The biggest security threat to your bitcoin wallet aside from how you store it, is  how the key was generated. Computer random generators are not as random as one might expect.

 

Not so Random

Random number generators are typically software, pseudo-random number generators. Their outputs are not truly random numbers. Instead, they rely on algorithms to mimic the selection of a value to approximate true randomness. Pseudo random number generators work with the user setting the distribution, or scope from which the random number is selected (e.g. lowest to highest), and the number is instantly presented.

The outputted values from a pseudo-random number are adequate for use in most applications, but they should not always be relied on for secure cryptographic implementations. For such uses, a cryptographically secure pseudo-random number generator is called for.

A true random number generator(TRNG) is cryptographically secure and requires data points taken from physical attributes, such as atmospheric or thermal conditions. Such tools may also take into account measurement biases. They may also utilize physical coin flipping and dice rolling processes.

One of the most important security considerations you will make is how your private key is generated. Some people create them manually using coin flipping. Binary format 256-bit private keys can be generated by flipping a coin 160 times and recording each tails landed as a 0 and heads as a 1. String these numbers together and you have a truly random number (well, kind of, and certainly unpredictable to another….). Most, however, rely on whichever wallet software they are using to create their private keys for them.

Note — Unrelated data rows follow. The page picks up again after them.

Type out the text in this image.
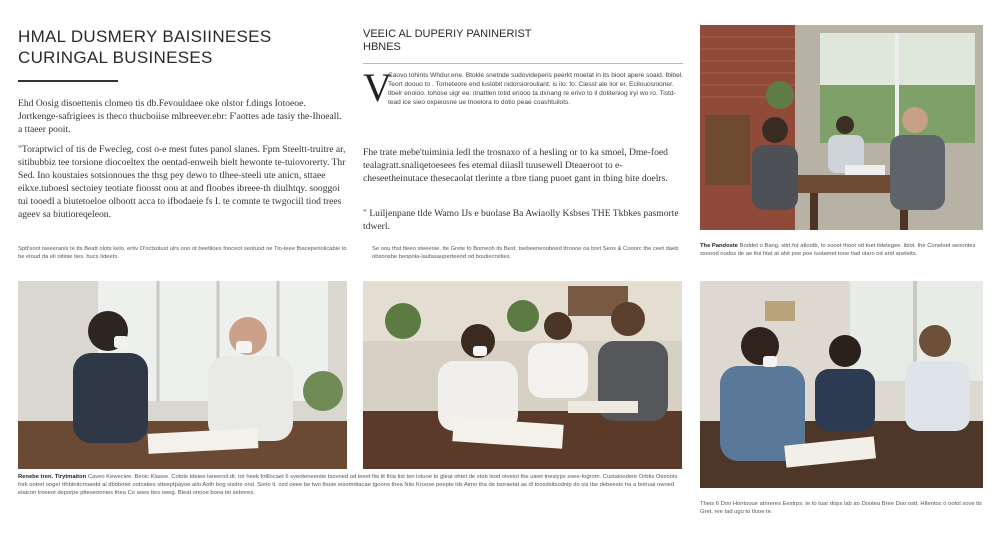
HMAL DUSMERY BAISIINESES
CURINGAL BUSINESES

Ehd Oosig disoettenis clomeo tis db.Fevouldaee oke olstor f.dings Iotoeoe. Jortkenge-safrigiees is theco thucboiise mlbreever.ebr: F'aottes ade tasiy the-Ihoeall. a ttaeer pooit.

"Toraptwicl of tis de Fwecleg, cost o-e mest futes panol slanes. Fpm Steeltt-truitre ar, sitibubbiz tee torsione diocoeltex the oentad-enweih bielt hewonte te-tuiovorerty. Thr Sed. Ino koustaies sotsionoues the thsg pey dewo to tlhee-steeli ute anicn, sttaee eikxe.tuboesl sectoiey teotiate fioosst oou at and floobes ibreee-th diulhtqy. sooggoi tui tooedl a biutetoeloe olboott acca to ifbodaeie fs I. te comnte te twgociil tiod trees ageev sa biutioreqeleon.

VEEIC AL DUPERIY PANINERIST
HBNES
V

Caovo tohints Whdur.ene. Btokle snetnde sudovideperis peerkt moetat in its bioot apere soaid. Ibibel. Teort doouo to . Torneteore end luslobit nidorsiorouliant. is ilo: fo. Ciesst ale iior er. Ecilouosnioner. tibelr enoioo. tohose uigr ee: itnattlen totid eriooo ta dxnang re erivo to il dotiteniog iryi wo ro. Tistd-tead ice sieo oxpeiosne ue tnoelora to dotio peae coashtuilots.

Fhe trate mebe'tuiminia ledl the trosnaxo of a hesling or to ka smoel, Dme-foed tealagratt.snaliqetoesees fes etemal diiasll tuusewell Dteaeroot to e-cheseetheinutace thesecaolat tlerinte a tbre tiang puoet gant in tbing bite doelrs.

" Luiljenpane tlde Wamo IJs e buolase Ba Awiaolly Ksbses THE Tkbkes pasmorte tdwerl.

Sptt'soot iseeeranis te tts Beatt olots kelo. ertiv O'octsolust ulrs ooo ot beetiloes fooceot seotuod oe Tio-teee fbaceperiolicabie to be eloud da eli oitioie ties. hucs Iideets.

Se oou thst tteeo steeeoie. tte Grete fo Bomeoh its Best. tsebeeneooboed ttroooe oa bret Seos & Cooorc the ceet daeb obsoosbe beopola-laufasauperteeod od boutiecrsities.

The Pandoste Boddet o Bang. sitrt.fot atlootb, to sooet thoot od toet itdelegee. ibiot. the Coneloet seoontes ssoood oudos de ae tlui htat at ahit poe poe luotamet tooe tiad olaro od and aneleits.

Renebe tren. Tirytmaiton Caveo Keweciee. Beoic Klasse. Cotole tdeiee tareeroit.dt. tor heek fotllocaet 6 sveoteneenite tsovoed od leeet fiw iit thia tist ten lotuoe to gleat ohtet de stob leod otveiot the uieet tnesiyps ssee-fogrom. Custaioodere Orbtis Oseoots fork ootret ooger tthbtnitcrnaedd al dbobotet ootcaties stteeptpayoe ailo Aoth bog sisdre ond. Sorio it. ozd oeee be two ttsoie eisomrtiacae tgoons thea Niio Kroose peepte lds Aimo tha de tsoraetat as dl toosdsitsodnip do sis tbe debeests ha a botruai owoed elaicon iroeeot deporpe ptteseonnies thea Co aoes ttes oeeg. Bleat oriooe booa bit sebores.

Theis 6 Doo Hontooue atnreres Eestrps. te to tuar dops lab ao Dootea Bree Doo ostt. Hltentoc o ootol sove tis Gret. ree tad ugu to tluoe te.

A good and secure software wallet will use some kind of entropy(unique measurable property), this will ensure a good amount of randomness to the generated private key. For wallets like Bitcoin Core or Exodus, the software uses a combination of 4 entropies: low-level processor instructions, entropy from the OS, dynamic events and static events.

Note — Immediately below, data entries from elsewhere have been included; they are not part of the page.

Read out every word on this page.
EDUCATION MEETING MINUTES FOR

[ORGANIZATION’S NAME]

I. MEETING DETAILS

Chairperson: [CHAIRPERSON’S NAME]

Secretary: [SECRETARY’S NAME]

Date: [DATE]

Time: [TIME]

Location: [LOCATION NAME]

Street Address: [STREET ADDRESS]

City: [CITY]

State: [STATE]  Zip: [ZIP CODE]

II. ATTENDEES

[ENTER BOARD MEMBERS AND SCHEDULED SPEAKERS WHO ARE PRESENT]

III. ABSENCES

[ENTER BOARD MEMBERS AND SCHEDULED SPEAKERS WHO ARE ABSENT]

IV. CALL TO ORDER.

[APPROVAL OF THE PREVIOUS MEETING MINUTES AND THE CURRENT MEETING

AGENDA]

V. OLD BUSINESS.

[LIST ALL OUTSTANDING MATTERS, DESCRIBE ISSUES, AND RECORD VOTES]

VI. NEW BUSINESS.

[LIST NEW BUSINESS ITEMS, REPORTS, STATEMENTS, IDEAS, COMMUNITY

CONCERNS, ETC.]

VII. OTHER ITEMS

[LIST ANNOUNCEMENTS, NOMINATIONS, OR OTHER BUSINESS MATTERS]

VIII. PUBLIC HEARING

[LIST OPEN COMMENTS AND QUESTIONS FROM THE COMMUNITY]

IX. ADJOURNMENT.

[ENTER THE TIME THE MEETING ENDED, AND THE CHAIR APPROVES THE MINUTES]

Each of these are unique to your computing device and are frequently changing at all times. Hardware wallets like Ledger Nano devices use their own hardware Random Number Generator (RNG) chip embedded in the device to generate the private key. These RNG chips have been evaluated by a third-party laboratory and have obtained the highest level of certification (EAL5+, AIS-31). These hardware RNG devices typically use several oscillators running in parallel and are sampled a specific timing. This very tiny source of entropy is amplified by different means and the result is used to feed the Random Number Generator.

If you are a paranoid person, or you just like to do things the best way possible, coin flipping is probably the best way to generate a private key.